RICORDO DI MARGHERITI


A pochi giorni dalla scomparsa di Antonio Margheriti, la serata del Torino Film Festival dedicata al terrore all’italiana ha avuto un momento importante nel ricordo del cineasta – avrebbe dovuto essere presente – con la sua ultima intervista, filmata poche settimane fa.
Lo spunto è stato l’interessante documentario di Marco Cruciani e Paolo Fazzini, Le ombre della paura, che in più puntate ripercorre le tappe del genere horror degli anni ’60 e ’70, e forse avrà prossimamente un’appendice con gli ultimi vent’anni.
Film come I vampiri di Riccardo Freda, considerato il capostipite, La maschera del demonio di Mario Bava e Profondo rosso di Dario Argento sono celeberrimi, ma molti altri titoli e nomi si celano nei meandri nascosti di una storia del cinema che spesso ha un po’ trascurato i generi.
Ecco così emergere titoli come Sei donne per l’assassino, in cui Bava, nel 1964, manifesta la presenza di un killer attraverso la sua soggettiva con quindici anni di anticipo su John Carpenter in Halloween. Oppure si può scoprire uno dei pochi specialisti in effetti speciali e make-up apprezzati anche all’estero quale è Giannetto De Rossi o un regista come Antonio Bido, proveniente dal cinema sperimentale e che si è sforzato in alcune sue opere di affiancare al nero delle sfumature più problematiche.

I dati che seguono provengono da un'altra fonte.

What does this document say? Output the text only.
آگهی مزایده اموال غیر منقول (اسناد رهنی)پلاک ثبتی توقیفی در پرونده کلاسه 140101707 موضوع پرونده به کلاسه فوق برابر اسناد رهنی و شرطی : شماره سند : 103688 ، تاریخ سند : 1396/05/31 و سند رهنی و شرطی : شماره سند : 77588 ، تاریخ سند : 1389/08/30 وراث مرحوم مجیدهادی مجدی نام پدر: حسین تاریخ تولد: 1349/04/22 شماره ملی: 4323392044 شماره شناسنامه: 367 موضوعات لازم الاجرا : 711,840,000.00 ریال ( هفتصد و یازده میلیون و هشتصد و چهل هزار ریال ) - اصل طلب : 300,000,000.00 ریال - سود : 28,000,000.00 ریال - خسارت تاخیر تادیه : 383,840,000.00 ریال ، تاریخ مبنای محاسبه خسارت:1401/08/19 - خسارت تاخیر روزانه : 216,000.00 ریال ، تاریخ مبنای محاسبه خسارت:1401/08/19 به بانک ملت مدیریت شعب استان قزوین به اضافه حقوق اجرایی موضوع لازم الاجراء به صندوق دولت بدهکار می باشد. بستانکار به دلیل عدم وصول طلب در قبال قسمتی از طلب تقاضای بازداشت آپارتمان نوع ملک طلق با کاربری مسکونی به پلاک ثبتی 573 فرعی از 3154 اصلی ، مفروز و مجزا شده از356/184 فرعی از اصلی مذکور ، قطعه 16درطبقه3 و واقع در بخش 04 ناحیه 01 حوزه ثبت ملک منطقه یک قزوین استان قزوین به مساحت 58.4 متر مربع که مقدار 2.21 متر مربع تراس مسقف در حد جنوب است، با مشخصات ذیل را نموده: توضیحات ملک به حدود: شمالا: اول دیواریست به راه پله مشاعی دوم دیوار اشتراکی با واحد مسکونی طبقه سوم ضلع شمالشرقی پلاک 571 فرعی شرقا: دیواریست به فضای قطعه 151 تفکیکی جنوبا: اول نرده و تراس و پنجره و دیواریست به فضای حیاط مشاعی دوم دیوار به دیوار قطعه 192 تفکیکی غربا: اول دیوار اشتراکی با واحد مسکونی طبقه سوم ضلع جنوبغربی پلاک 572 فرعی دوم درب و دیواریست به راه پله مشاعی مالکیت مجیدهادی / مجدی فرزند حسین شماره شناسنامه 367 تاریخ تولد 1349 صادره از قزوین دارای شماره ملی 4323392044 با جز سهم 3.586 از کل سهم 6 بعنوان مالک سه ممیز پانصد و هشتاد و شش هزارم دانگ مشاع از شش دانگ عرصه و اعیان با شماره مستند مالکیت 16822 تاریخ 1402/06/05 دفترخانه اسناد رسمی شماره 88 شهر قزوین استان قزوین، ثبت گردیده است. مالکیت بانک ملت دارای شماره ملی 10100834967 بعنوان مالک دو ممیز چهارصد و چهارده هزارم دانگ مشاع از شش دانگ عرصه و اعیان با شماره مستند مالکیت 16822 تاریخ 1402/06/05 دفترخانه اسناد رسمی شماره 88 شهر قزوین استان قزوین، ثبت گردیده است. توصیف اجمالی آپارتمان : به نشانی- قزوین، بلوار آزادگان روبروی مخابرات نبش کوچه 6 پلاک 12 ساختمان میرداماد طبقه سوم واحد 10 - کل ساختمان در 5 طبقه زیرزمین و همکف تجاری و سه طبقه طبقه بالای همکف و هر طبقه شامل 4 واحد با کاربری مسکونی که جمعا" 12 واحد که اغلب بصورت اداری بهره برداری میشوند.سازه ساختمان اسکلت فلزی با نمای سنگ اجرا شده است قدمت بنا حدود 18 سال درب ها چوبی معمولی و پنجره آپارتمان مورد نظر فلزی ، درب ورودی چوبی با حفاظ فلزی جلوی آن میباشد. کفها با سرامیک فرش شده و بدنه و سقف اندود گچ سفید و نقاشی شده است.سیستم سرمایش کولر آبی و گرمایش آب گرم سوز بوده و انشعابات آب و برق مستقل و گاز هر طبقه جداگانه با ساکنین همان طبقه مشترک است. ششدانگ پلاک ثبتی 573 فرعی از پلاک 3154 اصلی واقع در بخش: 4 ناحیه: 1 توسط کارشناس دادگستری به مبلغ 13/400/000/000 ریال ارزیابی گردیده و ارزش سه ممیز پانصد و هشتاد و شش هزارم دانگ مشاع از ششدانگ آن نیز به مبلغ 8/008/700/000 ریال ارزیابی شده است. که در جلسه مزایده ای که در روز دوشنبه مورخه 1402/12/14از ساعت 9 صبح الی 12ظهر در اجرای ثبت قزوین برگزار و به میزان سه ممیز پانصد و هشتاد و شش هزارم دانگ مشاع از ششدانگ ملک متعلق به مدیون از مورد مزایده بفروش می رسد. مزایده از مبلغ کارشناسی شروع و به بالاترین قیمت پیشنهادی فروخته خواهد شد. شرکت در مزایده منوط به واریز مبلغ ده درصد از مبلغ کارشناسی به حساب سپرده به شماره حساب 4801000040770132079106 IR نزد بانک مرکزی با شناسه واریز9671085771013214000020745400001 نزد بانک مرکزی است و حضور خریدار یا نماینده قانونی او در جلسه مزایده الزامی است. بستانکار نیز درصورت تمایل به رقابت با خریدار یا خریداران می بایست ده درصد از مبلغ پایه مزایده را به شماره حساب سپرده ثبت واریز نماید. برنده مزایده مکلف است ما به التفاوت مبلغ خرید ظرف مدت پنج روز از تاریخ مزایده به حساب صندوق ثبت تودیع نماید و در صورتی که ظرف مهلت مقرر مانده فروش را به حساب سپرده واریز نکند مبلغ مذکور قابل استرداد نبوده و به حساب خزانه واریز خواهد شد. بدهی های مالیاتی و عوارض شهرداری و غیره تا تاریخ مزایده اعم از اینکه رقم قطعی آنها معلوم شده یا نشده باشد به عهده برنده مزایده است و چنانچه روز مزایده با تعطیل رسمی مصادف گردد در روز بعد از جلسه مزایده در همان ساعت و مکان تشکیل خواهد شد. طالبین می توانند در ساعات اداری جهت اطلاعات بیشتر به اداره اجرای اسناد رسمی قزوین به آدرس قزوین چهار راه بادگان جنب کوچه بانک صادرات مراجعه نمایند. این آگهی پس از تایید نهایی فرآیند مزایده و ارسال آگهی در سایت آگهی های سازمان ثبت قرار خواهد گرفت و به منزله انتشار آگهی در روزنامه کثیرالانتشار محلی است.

Danza macabra Antonio Margheriti era un po’ l’emblema dei cosiddetti registi-artigiani: un epiteto che non gli dava fastidio perché effettivamente i suoi film erano proprio come manufatti. Inventava personalmente anche gli effetti speciali ed una delle sue opere più famose, Danza macabra, fu realizzata con un recupero di scenografie già usate sul set di Il monaco di Monza, con Totò.
Paradossalmente come altri suoi colleghi, riconosciuti più da Martin Scorsese e Quentin Tarantino che da certa critica nazionale, fu più apprezzato all’estero, e così lavorò anche con artisti internazionali come Klaus Kinski e Lee Van Cleef, sempre sotto lo pseudonimo di Anthony M. Dawson.
Purtroppo oggi in Italia – a parte le commedie – il cinema di genere, e in particolare quello horror, è sempre più raro. Così, dopo trasformazioni generazionali come lo slittamento verso il thriller negli anni ’70 e verso lo splatter negli ’80, illustri critici come Teo Mora e Antonio Tentori hanno lanciato da Torino un grido d’allarme. Oggi, con la scomparsa dei suoi ultimi specialisti, come Margheriti, un certo modo di far cinema rischia l’estinzione, e forse parte della colpa è imputabile anche al minor coraggio dei produttori.